Assuming the domU gets it's own IP, Windows will mount NFS directly. You don't need to format it. On the storage server, storage is ext4 or XFS and can be on LVM if you wish.

> I'm not sure, but it was my understanding that using block devices was
> the most efficient way to do this….

Depends on the usage. Files being copied and/or moved on the same storage array sounds like a file sharing context to me, not a block device requirement. And user report of write failures over iSCSI bothers me also. NFS is going to be much more fault tolerant, and all of your domUs can share one pile of storage. But as you have it configured, you've effectively over provisioned if each domU gets its own LV, all the more reason I don't think you need to do more over provisioning. And for now I think NFS vs iSCSI can wait another day, and that your problem lies elsewhere on the network.

Do you have internet network traffic going through this same switch? Or do you have the storage network isolated such that *only* iSCSI traffic is happening on a given wire?

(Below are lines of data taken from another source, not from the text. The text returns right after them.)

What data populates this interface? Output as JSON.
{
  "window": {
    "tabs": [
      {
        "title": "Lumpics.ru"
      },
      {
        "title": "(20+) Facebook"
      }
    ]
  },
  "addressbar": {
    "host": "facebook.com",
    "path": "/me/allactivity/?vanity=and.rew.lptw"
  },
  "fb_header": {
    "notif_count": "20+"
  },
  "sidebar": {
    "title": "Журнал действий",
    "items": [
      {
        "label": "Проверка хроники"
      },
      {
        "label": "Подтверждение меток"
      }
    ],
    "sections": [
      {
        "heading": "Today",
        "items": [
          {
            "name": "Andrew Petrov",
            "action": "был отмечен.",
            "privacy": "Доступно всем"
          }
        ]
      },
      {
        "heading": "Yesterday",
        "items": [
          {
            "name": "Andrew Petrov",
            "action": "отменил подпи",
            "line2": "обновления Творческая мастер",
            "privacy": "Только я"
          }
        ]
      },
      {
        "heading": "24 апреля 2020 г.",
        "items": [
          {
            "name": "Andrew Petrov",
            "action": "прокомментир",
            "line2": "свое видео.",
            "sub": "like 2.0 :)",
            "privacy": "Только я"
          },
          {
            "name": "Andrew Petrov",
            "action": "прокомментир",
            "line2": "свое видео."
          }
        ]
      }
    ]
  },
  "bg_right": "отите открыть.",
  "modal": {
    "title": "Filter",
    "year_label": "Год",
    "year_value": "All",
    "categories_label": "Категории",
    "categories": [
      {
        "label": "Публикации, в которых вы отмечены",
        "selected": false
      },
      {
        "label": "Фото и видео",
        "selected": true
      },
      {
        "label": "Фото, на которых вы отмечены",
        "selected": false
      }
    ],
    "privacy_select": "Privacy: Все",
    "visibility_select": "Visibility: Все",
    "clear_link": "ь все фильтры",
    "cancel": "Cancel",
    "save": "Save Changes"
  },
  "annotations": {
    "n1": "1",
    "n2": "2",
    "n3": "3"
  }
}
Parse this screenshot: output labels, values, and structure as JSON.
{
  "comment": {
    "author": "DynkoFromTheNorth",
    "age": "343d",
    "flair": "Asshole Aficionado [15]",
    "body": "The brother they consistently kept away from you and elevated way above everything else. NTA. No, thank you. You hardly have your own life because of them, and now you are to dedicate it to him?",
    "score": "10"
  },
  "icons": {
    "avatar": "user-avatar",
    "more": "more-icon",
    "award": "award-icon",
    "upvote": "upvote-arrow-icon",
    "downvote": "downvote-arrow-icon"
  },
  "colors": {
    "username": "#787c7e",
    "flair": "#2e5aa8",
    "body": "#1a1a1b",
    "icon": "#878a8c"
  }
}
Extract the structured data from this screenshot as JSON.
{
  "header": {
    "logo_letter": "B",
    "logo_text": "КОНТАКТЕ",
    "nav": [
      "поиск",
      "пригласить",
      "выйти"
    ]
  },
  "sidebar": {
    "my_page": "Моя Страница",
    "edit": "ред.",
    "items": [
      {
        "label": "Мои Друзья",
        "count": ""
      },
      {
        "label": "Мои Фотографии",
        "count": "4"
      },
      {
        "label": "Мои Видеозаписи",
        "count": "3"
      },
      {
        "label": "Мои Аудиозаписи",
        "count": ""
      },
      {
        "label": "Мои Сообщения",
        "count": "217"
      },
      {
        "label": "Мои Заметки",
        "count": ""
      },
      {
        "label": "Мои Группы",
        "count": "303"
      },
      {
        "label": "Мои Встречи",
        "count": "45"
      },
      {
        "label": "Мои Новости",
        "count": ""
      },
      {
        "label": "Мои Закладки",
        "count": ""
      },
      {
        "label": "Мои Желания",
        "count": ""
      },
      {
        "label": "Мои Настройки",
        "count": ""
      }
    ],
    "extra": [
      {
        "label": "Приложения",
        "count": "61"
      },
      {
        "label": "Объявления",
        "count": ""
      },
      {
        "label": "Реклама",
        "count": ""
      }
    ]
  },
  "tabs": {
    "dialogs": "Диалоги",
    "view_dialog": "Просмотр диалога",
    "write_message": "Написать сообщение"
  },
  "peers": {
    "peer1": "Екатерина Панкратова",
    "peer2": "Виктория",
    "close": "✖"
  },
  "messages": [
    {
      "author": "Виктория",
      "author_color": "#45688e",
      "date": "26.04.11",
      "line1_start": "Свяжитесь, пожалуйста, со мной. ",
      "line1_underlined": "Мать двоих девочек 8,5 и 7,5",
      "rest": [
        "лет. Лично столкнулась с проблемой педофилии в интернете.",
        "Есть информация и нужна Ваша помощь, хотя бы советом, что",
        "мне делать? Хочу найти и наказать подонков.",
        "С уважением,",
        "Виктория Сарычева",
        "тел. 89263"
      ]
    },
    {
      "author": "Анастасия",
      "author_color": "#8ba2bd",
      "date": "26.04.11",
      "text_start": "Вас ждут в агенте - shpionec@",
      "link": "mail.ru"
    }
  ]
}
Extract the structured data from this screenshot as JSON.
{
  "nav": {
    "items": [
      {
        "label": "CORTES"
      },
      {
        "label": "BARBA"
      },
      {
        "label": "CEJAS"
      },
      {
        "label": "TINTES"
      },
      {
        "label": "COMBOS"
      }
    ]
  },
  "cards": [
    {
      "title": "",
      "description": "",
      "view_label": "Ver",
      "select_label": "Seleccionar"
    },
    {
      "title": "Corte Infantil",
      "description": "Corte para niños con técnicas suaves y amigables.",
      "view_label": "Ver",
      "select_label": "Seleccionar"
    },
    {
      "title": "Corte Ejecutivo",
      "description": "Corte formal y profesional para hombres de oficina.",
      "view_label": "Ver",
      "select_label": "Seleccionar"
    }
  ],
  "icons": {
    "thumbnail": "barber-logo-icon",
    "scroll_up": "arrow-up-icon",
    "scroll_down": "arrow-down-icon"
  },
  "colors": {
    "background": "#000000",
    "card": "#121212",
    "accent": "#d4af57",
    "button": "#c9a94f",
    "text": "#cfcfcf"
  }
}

> ie, if a user logs into terminal server 1, and copies a
> large file from the desktop to another folder on the same c:, then this
> terminal server will get busy, possibly using a full 1Gbps through the
> VM, physical machine, switch, to the storage server. However, the
> storage server has another 3Gbps to serve all the other systems.

I think you need to replicate the condition that causes the problem, on the storage server itself first, to isolate this from being a network problem. And I'd do rather intensive read tests first and then do predominately write tests to see if there's a distinct difference (above what's expected for the RAID 5 write hit). And then you can repeat these from your domUs.

I'm flummoxed off hand if an NTFS formatted iSCSI block device behaves exactly as an NTFS formatted LV; ergo, is it possible (and OK) to unmount the volumes on the domUs, and then mount the LV as NTFS on the storage server so that your storage server can run local tests, simultaneously to those LVs. Obviously you should not mount the LVs on the storage server while they are mounted over iSCSI or you'll totally corrupt the file system (and it will let you do this, a hazard of iSCSI).